I noticed in the log that I've been getting a small number of hits. It's a fair bet that these are up to no good.

Those that aren't my own accesses seem to be coming mostly from overseas - Korea seems a popular source.

What struck me as strange is the form that the GETs take. They consist of full paths (including http:) to other web sites, which tend to be popular ones.

Examples:

219.135.164.30 - - [20/Dec/2005:18:52:30 -0800] "GET [abcseek.info...] HTTP/1.1" 40
4 341 "-" ""
219.135.164.30 - - [20/Dec/2005:19:22:50 -0800] "GET [abcseek.info...] HTTP/1.1" 40
4 341 "-" ""
211.59.25.199 - - [20/Dec/2005:21:59:52 -0800] "GET [intel.com...] HTTP/1.1" 403 3931 "-" "Mozilla
/4.0 (compatible; MSIE 4.01; Windows 98)"
203.228.37.221 - - [21/Dec/2005:04:26:06 -0800] "GET [intel.com...] HTTP/1.1" 403 3931 "-" "Mozill
a/4.0 (compatible; MSIE 4.01; Windows 98)"
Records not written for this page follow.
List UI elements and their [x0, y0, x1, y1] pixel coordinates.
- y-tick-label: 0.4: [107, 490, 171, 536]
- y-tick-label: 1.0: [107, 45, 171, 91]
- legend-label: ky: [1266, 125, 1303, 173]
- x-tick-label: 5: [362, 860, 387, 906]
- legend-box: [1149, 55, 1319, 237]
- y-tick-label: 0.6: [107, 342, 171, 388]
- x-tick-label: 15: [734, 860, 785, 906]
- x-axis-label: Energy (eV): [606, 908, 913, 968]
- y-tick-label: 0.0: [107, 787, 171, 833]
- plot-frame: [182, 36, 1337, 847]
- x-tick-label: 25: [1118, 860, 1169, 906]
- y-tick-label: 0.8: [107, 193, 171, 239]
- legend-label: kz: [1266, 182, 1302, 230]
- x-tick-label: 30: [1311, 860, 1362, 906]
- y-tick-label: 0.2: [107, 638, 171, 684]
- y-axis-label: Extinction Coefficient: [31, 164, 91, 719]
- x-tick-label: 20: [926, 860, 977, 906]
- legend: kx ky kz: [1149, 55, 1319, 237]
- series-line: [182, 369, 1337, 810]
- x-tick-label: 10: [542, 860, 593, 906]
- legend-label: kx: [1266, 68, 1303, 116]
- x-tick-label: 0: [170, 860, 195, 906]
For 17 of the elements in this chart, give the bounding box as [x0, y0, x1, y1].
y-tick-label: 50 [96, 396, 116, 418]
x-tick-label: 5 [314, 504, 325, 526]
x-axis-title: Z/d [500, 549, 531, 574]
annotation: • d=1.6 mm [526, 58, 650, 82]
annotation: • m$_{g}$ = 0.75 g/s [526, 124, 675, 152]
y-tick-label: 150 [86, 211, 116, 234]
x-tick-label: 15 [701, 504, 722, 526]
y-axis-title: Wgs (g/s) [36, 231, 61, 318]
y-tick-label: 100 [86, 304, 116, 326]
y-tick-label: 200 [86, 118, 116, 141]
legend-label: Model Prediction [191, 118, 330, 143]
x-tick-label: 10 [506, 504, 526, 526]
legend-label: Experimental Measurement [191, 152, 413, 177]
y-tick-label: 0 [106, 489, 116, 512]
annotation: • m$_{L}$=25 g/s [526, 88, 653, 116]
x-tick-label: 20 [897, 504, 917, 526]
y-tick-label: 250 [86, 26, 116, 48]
Am I correct in assuming that these are some kind of hacker robots probing for proxy servers? Or is my Apache server, in fact, acting as a proxy server when given these mal-formed paths? (By design or by error?)

I notice that the server returned 404 for the first two in the examples above, and 403 for the second two.

Hopefully, this is obvious to most here and I'll get a quick reply. I'm a bit rusty, as I haven't operated a website in years (last Apache version I used as 1.4) and so I'm in the process of getting back up to speed both in terms of server functionality and features as well as what exploit attempts I might face.

I'm turning off the port forwarding for now, as I really had no reason to have it on, other than to test that I know how to set it up. I'll be running a site at a hosting company, but it's useful to be able expose a test machine when working with others on a site, etc.

Anyone know what these are, and what potential danger they might pose? I think I can turn them off pretty easily with a URL pattern in my firewall. (Netscreen).